The Traveling of Disease


kearney bangs


The oceans provided a spatial barrier that separated different ecosystems and cultures. This lasted from around 200 million years ago, when Pangaea split into separate continents, until man was able to conquer the oceans in the early 15 th century during the age of exploration. After Pangaea split, each continent was able to develop with limited interference from foreigners. The Mediterranean area saw one of the first and most documented interactions between separate communities via boats. In the 8 th century BCE, Homer documents the use of galleys, ships propelled by oars, in the Mediterranean. These ships enabled the Greeks to inhabit the islands in the Aegean and, later, the Romans to conquer their vast empire. The invention and technological advancements of the boat unified the world, enabling the technically advanced to impose themselves on virtually every community on the globe. European colonization transformed the Americas by changing the population and land, thus transforming the New World into their own world.

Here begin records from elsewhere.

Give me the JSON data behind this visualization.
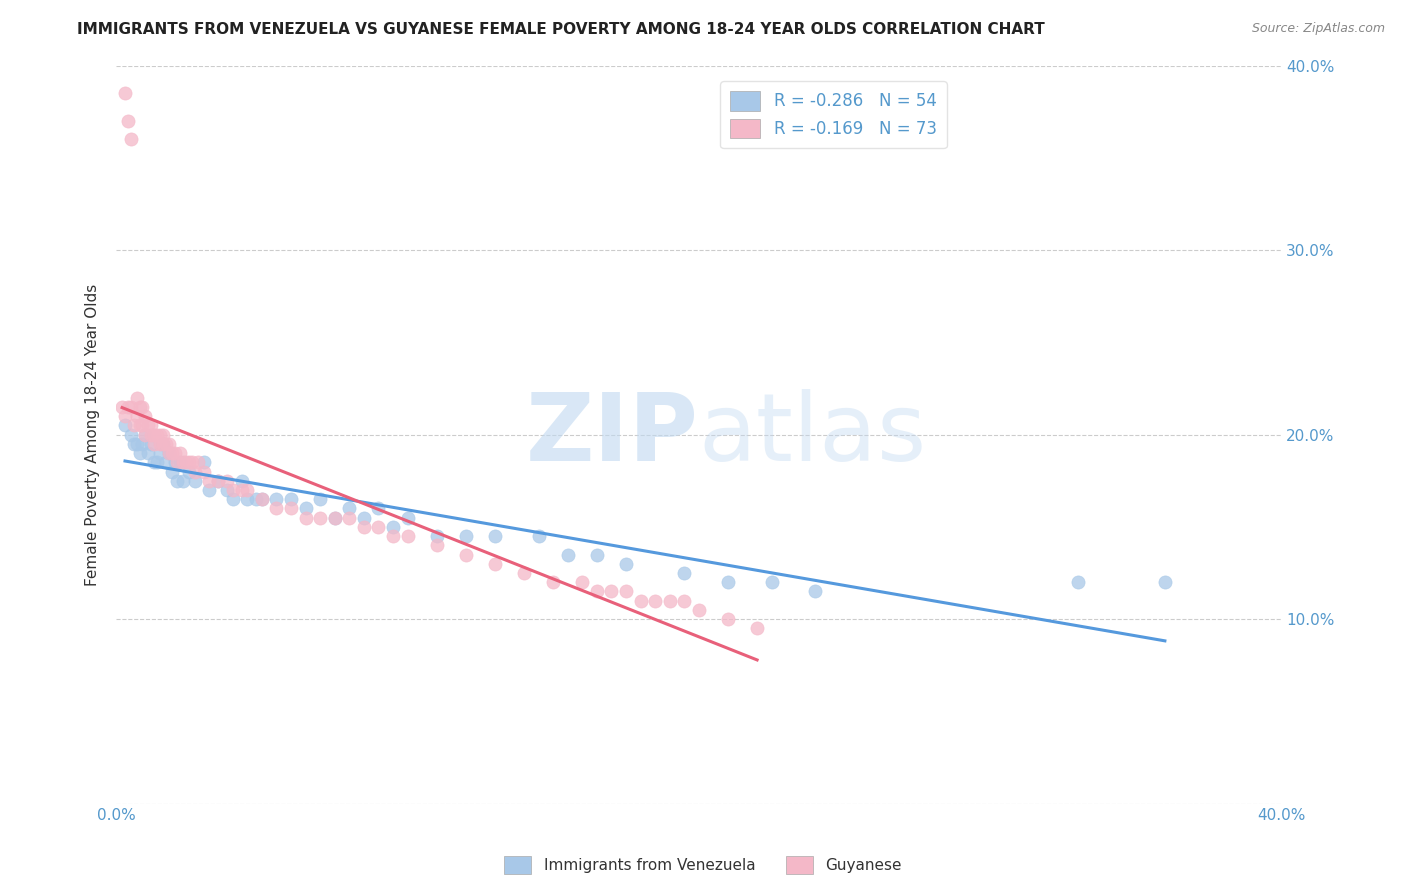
{
  "title": "IMMIGRANTS FROM VENEZUELA VS GUYANESE FEMALE POVERTY AMONG 18-24 YEAR OLDS CORRELATION CHART",
  "source": "Source: ZipAtlas.com",
  "ylabel": "Female Poverty Among 18-24 Year Olds",
  "xlim": [
    0.0,
    0.4
  ],
  "ylim": [
    0.0,
    0.4
  ],
  "xtick_vals": [
    0.0,
    0.4
  ],
  "xtick_labels": [
    "0.0%",
    "40.0%"
  ],
  "ytick_vals": [
    0.0,
    0.1,
    0.2,
    0.3,
    0.4
  ],
  "ytick_labels_right": [
    "",
    "10.0%",
    "20.0%",
    "30.0%",
    "40.0%"
  ],
  "legend1_label": "Immigrants from Venezuela",
  "legend2_label": "Guyanese",
  "R1": -0.286,
  "N1": 54,
  "R2": -0.169,
  "N2": 73,
  "color1": "#a8c8e8",
  "color2": "#f4b8c8",
  "line1_color": "#5599dd",
  "line2_color": "#e8607a",
  "watermark_zip": "ZIP",
  "watermark_atlas": "atlas",
  "background_color": "#ffffff",
  "title_fontsize": 11,
  "source_fontsize": 9,
  "scatter1_x": [
    0.003,
    0.005,
    0.006,
    0.007,
    0.008,
    0.009,
    0.01,
    0.011,
    0.012,
    0.013,
    0.014,
    0.015,
    0.016,
    0.017,
    0.018,
    0.019,
    0.02,
    0.021,
    0.022,
    0.023,
    0.025,
    0.027,
    0.03,
    0.032,
    0.035,
    0.038,
    0.04,
    0.043,
    0.045,
    0.048,
    0.05,
    0.055,
    0.06,
    0.065,
    0.07,
    0.075,
    0.08,
    0.085,
    0.09,
    0.095,
    0.1,
    0.11,
    0.12,
    0.13,
    0.145,
    0.155,
    0.165,
    0.175,
    0.195,
    0.21,
    0.225,
    0.24,
    0.33,
    0.36
  ],
  "scatter1_y": [
    0.205,
    0.2,
    0.195,
    0.195,
    0.19,
    0.195,
    0.2,
    0.19,
    0.195,
    0.185,
    0.185,
    0.19,
    0.195,
    0.185,
    0.19,
    0.18,
    0.185,
    0.175,
    0.185,
    0.175,
    0.18,
    0.175,
    0.185,
    0.17,
    0.175,
    0.17,
    0.165,
    0.175,
    0.165,
    0.165,
    0.165,
    0.165,
    0.165,
    0.16,
    0.165,
    0.155,
    0.16,
    0.155,
    0.16,
    0.15,
    0.155,
    0.145,
    0.145,
    0.145,
    0.145,
    0.135,
    0.135,
    0.13,
    0.125,
    0.12,
    0.12,
    0.115,
    0.12,
    0.12
  ],
  "scatter2_x": [
    0.002,
    0.003,
    0.004,
    0.005,
    0.006,
    0.007,
    0.007,
    0.008,
    0.008,
    0.009,
    0.009,
    0.01,
    0.01,
    0.011,
    0.012,
    0.012,
    0.013,
    0.013,
    0.014,
    0.015,
    0.015,
    0.016,
    0.016,
    0.017,
    0.018,
    0.018,
    0.019,
    0.02,
    0.021,
    0.022,
    0.023,
    0.024,
    0.025,
    0.026,
    0.027,
    0.028,
    0.03,
    0.032,
    0.035,
    0.038,
    0.04,
    0.043,
    0.045,
    0.05,
    0.055,
    0.06,
    0.065,
    0.07,
    0.075,
    0.08,
    0.085,
    0.09,
    0.095,
    0.1,
    0.11,
    0.12,
    0.13,
    0.14,
    0.15,
    0.16,
    0.17,
    0.18,
    0.19,
    0.2,
    0.21,
    0.22,
    0.165,
    0.175,
    0.185,
    0.195,
    0.003,
    0.004,
    0.005
  ],
  "scatter2_y": [
    0.215,
    0.21,
    0.215,
    0.215,
    0.205,
    0.22,
    0.21,
    0.215,
    0.205,
    0.215,
    0.205,
    0.21,
    0.2,
    0.205,
    0.2,
    0.205,
    0.2,
    0.195,
    0.2,
    0.2,
    0.195,
    0.2,
    0.195,
    0.195,
    0.195,
    0.19,
    0.19,
    0.19,
    0.185,
    0.19,
    0.185,
    0.185,
    0.185,
    0.185,
    0.18,
    0.185,
    0.18,
    0.175,
    0.175,
    0.175,
    0.17,
    0.17,
    0.17,
    0.165,
    0.16,
    0.16,
    0.155,
    0.155,
    0.155,
    0.155,
    0.15,
    0.15,
    0.145,
    0.145,
    0.14,
    0.135,
    0.13,
    0.125,
    0.12,
    0.12,
    0.115,
    0.11,
    0.11,
    0.105,
    0.1,
    0.095,
    0.115,
    0.115,
    0.11,
    0.11,
    0.385,
    0.37,
    0.36
  ]
}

This revolutionary contact between the technically advanced Europeans and the more primitive societies in the Americas led to a confluence of previously separated organisms. The organisms that had the most affect on the Americas were the diseases that came with, and often before, the Europeans. The diseases were native to Eurasia, having evolved from domesticated animals such as the cow, horse, pig, and sheep. Through constant exposure to these germs, the Europeans were able to develop immunity to them (Diamond, 207-213.) But the populace in the Americas did not have these domesticated animals and so was not adapted to the diseases that the settlers brought with them. This caused a grave destruction of their population. In fact, during colonization, more Native Americans died from disease than actual battle (Diamond, 210.)

This was the “globalization of diseases” (Bewell.) There were many, they were fast, they affected some people while not others, and they caused the environment to adapt. It was diseases that made colonization of the Americas possible (Bewell, 8.) by weakening the Native Americans. Even before settlers arrived to discover new territory, the indigenous population could have been infected with disease because of its ability to spread from community to community in a short period of time (Bewell, 3.) This means that the Europeans often came across communities of sickly people with no apparent reason for their demise, making the Europeans feel innately superior. As William Bradford observed of the Connecticut River natives, “[They would] die like rotten sheep… by the marvelous goodness and providence of God not one of the English was so much as sick, or in the least measure tainted with this disease” (Bewell, 5.) The natives feared the strangers because of this death that came with them (Bewell, 7.) For the Europeans, disease became a power that was naturally wielded so well that from the 15 th to the 17 th centuries, the New World population declined by 50-95% (Bewell, 4 & 48.) Epidemic disease was the major weapon that Europeans unknowingly used to invade the Americas (Ehlrich, 254.), and enabled them to destroy the Native Americans and inhabit their land. And so it was that human travel by the Europeans changed the environment of the Americas by dramatically altering the population.

Along with diseases, Europeans introduced other organisms, such as Old World plants and animals, which changed the landscape of the New World. They also took New World plants and animals back to Europe, including people. With steel swords, guns, and horses, European troops of a few dozen were able to defeat Native American armies numbering in the thousands (Diamond, 3.) Continuing their domination, Europeans also imposed new ways of living and interacting with the environment on the American populations. “Europeans attempted to transpose their own biosocial ecologies to other regions of the globe” (Bewell, 48.) In Pennsylvania, for instance, settlers cleared the forests and built millponds, which caused the spreading of yellow fever to the Native Americans. The settlers thought the natives’ illness was temporary, believing that in time they would adapt to the European way of life. The settlers even compared the natives’ adaptation to millponds and yellow fever to their own ability to adapt to the changing seasons.

Sea travel transformed the entire world, mixing previously separated biosocial ecologies. Through technology and the ability to sail across seas, the world became a smaller place, which meant that suddenly cultures were able to influence one another. The presence of Europeans dramatically influenced the environment of the New World and forever changed the local population.

The natives didn’t have the technology of ships that would allow them to make it across the ocean. So did that make the Europeans right in feeling superior? Diamond says that the Europeans were not innately superior to the Native Americans but rather their prosperity was due to their geographic location. The United States has been able to influence and dominate the current world because of our technology. This also leads us to feel a sense of superiority like the Europeans did. Will we be undone by our hubris like past superpowers?

Bewell, Alan. Romanticism and Colonial Disease. Baltimore; London: Johns Hopkins University Press, 1999.